En leur temps, Descartes, Vermeer, Kepler et bien d’autres se passionnèrent pour les sciences de l’optique et de l’astronomie, afin de mesurer l’infiniment grand comme l’infiniment petit, considérant l’œil comme un pur vertige. Les peintres, les cartographes et les hommes de science spéculaient déjà sur les hypothétiques constituants géométriques de la matière et de la lumière pour établir des correspondances prodigieuses entre le ciel et la terre, entre le « cerveau et le cosmos», jetant ainsi les premières bases de la conquête spatiale devenue aujourd’hui un gigantesque terrain de jeu.
En observant certaines œuvres de Vermeer, on peut être surpris par sa manière de représenter le « toucher ». Dans l’astronome, le personnage effleure son globe avec la même curiosité que les pigments que broie le peintre patiemment. Il y a là quelque chose qui tient de la prophétie. Dès cette époque révolue, l’homme envisage d’aller plus loin, bien plus loin.
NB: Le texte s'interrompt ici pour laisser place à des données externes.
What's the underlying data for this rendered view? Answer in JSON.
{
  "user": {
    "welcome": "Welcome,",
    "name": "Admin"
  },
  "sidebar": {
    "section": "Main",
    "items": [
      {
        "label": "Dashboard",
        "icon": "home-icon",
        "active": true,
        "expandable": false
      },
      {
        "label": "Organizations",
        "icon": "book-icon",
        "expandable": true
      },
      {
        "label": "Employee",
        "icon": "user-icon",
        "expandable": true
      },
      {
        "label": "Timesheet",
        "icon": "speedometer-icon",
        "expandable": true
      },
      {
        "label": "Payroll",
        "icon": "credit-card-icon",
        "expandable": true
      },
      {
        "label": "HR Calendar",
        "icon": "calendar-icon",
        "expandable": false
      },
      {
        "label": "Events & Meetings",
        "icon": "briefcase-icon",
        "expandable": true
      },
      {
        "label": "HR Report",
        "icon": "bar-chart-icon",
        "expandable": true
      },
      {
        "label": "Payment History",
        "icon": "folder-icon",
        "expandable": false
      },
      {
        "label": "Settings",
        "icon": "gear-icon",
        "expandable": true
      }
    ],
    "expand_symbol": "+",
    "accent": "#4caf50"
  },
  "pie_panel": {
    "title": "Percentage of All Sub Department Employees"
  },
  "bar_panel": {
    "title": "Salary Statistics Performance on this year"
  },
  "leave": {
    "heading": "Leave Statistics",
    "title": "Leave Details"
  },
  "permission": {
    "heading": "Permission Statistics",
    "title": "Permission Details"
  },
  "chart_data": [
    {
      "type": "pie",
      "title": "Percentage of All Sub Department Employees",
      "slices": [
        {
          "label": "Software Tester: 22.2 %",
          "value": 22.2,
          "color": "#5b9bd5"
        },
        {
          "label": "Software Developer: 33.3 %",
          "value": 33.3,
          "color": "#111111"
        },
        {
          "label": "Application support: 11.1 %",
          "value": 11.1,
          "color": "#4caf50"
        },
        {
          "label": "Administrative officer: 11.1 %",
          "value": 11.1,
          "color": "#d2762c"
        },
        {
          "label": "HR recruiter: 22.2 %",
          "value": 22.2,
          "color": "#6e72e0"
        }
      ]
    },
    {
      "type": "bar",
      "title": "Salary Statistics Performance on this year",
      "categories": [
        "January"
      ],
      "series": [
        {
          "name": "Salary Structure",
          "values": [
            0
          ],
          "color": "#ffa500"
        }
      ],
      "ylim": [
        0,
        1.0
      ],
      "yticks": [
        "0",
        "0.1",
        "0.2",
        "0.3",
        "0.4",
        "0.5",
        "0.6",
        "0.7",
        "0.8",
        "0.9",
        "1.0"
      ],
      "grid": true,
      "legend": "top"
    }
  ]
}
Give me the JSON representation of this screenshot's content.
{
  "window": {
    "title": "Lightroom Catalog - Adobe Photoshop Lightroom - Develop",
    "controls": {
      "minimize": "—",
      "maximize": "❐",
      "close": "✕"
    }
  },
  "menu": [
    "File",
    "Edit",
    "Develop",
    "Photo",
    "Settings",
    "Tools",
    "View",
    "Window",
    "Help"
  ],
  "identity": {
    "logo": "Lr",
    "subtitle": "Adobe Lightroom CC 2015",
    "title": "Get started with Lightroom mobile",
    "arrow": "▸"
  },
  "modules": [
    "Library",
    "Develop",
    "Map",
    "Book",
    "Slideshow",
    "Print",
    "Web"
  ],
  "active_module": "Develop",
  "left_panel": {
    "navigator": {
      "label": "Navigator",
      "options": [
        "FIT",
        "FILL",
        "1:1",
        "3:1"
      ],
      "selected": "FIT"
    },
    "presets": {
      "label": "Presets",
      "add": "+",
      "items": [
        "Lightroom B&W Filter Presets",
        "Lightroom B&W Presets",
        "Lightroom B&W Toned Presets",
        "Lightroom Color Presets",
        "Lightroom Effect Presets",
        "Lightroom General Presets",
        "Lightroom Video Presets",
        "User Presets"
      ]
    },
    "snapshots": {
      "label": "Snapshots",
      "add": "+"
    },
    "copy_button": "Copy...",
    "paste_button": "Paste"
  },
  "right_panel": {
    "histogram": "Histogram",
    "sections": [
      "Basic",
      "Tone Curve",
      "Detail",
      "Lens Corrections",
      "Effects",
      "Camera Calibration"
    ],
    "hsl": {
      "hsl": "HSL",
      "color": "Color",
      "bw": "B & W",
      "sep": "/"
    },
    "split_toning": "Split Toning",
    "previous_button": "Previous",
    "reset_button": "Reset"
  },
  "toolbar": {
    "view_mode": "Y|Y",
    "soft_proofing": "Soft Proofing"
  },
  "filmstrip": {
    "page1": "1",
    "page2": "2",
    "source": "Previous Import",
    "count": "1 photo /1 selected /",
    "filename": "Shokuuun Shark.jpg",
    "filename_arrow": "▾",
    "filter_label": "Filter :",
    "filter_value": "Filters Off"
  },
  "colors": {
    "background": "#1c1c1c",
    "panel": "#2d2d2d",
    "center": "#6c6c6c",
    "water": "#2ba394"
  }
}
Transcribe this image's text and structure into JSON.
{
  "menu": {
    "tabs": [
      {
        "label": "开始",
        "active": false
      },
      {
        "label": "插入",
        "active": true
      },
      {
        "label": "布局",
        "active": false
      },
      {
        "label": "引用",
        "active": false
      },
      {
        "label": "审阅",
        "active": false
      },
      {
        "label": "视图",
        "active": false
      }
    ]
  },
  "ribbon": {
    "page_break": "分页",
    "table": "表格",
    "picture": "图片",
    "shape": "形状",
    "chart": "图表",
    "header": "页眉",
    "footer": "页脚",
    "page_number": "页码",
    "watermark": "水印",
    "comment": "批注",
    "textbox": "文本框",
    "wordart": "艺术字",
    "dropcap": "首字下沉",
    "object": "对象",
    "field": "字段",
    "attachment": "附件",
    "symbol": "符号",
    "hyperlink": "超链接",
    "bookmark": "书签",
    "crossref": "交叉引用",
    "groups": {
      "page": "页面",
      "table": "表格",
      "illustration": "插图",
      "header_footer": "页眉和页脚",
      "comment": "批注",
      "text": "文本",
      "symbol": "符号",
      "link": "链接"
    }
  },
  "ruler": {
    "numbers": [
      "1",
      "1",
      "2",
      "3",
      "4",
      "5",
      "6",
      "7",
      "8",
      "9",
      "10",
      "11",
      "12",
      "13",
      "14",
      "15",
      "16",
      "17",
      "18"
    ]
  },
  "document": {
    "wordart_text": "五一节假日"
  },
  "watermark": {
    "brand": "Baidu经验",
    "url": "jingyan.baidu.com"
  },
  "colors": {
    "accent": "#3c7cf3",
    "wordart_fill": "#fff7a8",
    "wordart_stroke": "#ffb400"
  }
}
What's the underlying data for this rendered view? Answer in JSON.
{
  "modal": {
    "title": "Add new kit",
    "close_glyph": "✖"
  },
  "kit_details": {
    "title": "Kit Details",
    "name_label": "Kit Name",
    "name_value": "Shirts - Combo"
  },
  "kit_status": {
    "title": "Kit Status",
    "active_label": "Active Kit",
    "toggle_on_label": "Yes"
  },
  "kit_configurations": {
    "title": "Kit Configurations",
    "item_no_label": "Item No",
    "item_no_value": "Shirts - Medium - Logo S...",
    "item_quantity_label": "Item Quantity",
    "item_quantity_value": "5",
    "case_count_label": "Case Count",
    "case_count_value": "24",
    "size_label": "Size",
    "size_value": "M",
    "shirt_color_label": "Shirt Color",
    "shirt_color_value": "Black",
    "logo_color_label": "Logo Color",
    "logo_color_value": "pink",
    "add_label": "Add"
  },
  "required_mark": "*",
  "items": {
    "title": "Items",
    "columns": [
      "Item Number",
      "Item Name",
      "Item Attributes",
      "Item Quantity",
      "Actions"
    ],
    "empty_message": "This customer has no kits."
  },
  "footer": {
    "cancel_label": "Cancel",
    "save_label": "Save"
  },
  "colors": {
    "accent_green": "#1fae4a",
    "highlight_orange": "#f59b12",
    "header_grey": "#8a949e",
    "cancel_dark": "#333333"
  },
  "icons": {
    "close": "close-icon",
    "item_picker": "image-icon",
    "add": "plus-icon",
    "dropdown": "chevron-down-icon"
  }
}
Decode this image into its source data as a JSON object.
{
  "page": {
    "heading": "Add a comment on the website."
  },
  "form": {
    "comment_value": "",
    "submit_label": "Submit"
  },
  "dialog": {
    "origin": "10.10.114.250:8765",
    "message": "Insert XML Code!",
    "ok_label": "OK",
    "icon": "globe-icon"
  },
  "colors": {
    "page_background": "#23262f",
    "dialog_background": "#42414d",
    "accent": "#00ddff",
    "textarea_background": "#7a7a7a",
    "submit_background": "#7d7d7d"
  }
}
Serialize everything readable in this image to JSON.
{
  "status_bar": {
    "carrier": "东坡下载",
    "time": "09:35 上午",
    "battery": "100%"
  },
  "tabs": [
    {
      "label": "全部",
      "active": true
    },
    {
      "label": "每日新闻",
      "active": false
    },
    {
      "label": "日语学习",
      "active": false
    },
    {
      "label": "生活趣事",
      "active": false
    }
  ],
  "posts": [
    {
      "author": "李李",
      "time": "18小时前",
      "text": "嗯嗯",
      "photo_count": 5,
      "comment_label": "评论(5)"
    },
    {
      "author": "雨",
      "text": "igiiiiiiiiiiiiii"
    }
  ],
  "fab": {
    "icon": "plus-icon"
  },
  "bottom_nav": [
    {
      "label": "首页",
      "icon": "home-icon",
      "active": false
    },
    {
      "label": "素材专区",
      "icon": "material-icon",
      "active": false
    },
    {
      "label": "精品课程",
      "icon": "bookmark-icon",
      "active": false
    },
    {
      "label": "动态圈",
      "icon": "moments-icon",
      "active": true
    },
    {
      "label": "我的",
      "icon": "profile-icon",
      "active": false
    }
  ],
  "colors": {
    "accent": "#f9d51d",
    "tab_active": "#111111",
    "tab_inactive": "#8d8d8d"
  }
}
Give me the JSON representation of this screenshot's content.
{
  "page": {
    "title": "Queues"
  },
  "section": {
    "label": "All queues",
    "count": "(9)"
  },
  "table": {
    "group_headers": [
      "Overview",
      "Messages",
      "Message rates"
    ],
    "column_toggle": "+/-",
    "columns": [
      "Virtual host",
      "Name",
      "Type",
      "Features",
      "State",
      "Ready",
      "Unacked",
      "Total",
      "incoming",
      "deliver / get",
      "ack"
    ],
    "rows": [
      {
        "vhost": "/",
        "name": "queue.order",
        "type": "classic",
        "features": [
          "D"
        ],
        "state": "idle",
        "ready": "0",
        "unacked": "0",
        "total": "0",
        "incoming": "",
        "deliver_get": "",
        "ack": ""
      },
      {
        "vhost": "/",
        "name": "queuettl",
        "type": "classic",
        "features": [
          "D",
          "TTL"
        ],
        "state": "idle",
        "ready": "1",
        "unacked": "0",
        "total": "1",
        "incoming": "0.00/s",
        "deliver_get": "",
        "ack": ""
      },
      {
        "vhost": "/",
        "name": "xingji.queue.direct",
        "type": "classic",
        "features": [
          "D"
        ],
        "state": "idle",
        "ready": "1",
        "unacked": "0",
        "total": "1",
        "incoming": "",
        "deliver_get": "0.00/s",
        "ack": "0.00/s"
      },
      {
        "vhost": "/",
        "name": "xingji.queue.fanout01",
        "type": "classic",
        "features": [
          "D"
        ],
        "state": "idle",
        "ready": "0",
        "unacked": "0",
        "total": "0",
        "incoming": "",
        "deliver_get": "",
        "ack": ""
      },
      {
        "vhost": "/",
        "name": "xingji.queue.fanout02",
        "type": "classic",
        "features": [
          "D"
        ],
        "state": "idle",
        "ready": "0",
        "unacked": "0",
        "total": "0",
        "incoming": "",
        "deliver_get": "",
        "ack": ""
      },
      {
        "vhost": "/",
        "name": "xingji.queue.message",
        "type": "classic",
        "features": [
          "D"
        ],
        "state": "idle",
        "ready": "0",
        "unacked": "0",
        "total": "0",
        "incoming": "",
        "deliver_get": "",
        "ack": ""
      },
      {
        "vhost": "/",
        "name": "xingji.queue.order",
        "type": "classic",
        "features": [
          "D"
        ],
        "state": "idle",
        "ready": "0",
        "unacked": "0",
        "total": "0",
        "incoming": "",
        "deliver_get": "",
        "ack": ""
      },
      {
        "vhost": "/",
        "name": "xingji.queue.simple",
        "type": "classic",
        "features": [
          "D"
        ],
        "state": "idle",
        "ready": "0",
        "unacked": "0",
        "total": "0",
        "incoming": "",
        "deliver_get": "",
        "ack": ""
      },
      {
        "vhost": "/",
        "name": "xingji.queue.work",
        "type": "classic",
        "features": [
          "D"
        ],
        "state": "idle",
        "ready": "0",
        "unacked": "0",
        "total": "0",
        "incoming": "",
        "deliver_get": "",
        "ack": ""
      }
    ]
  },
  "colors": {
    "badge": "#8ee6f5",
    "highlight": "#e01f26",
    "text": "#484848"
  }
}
« L’œil du Rhizome » . Descartes, dans « la dioptrique », décrit l’expérience d’un œil-de-bœuf frais placé dans l’oculus d’une porte révélant une vision du monde amplifiée, comme à travers les premières optiques astronomiques. Jean-Pierre Luminet relate dans « sphères, polyèdres et cosmos » toute une histoire de cette cosmologie : « Les concepts d’harmonie universelle et de représentation géométrique du monde ont très tôt été appliqués à l’étude du firmament. Au IV siècle av.J.-C., Platon adopta le terme « cosmos » pour désigner l’ensemble formé par la terre et les astres. Les astronomes et les philosophes de ce temps avaient déjà compris que les mouvements des astres n’étaient pas aléatoires, mais suivaient des lois permettant de les prédire ; ce fut le point de départ de l’application de la géométrie à la compréhension des mécanismes du cosmos.
« La boîte des géomètres » . Platon et son disciple Aristote introduisirent une distinction entre le monde sublunaire et le monde supralunaire. Le premier, s’étendant de la terre à la lune, était constitué de quatre éléments matériels, la terre, l’eau, l’air, le feu, ainsi que de leurs combinaisons. Le monde supralunaire, en revanche, comprenant les astres, les cieux et le firmament, était le royaume de la perfection, supposé éternel et invariable. Platon imagina une cinquième essence, la « quintessence », sous la forme du dodécaèdre lui permettant de compléter son modèle géométrique du cosmos. Élément de transition entre les mondes sublunaire et supralunaire, il fut nommé « éther », dont l’étymologie signifie : « court toujours, comme les astres autour de la terre ». En évoquant l’homme à l’image du géomètre, ce rapprochement dans l’ordre des choses et des idées ne pouvait que nourrir des correspondances formelles allant de la découverte de la forme d’un atome au schéma de l’organisation spatiale.
« La musique des sphères » . La cristallographie cosmique est un phénomène décrit par Jean-Pierre Luminet repérant dans la distribution tridimensionnelle des objets célestes lointains une partition géométrique répétitive produisant des sons grâce à l’ellipticité des orbites planétaires. « Imaginons une pièce tapissée de miroirs et plaçons-nous au centre de cet espace. Les réflexions répétées reproduisent un réseau infini s’étendant sur la combinaison des plans. Cette combinaison simulée est partie intégrante de la classification topologique des espaces ». En 1991, Luminet conçoit, par captation d’un radiotélescope, une œuvre astronomique et musicale intitulée « le noir de l’étoile ».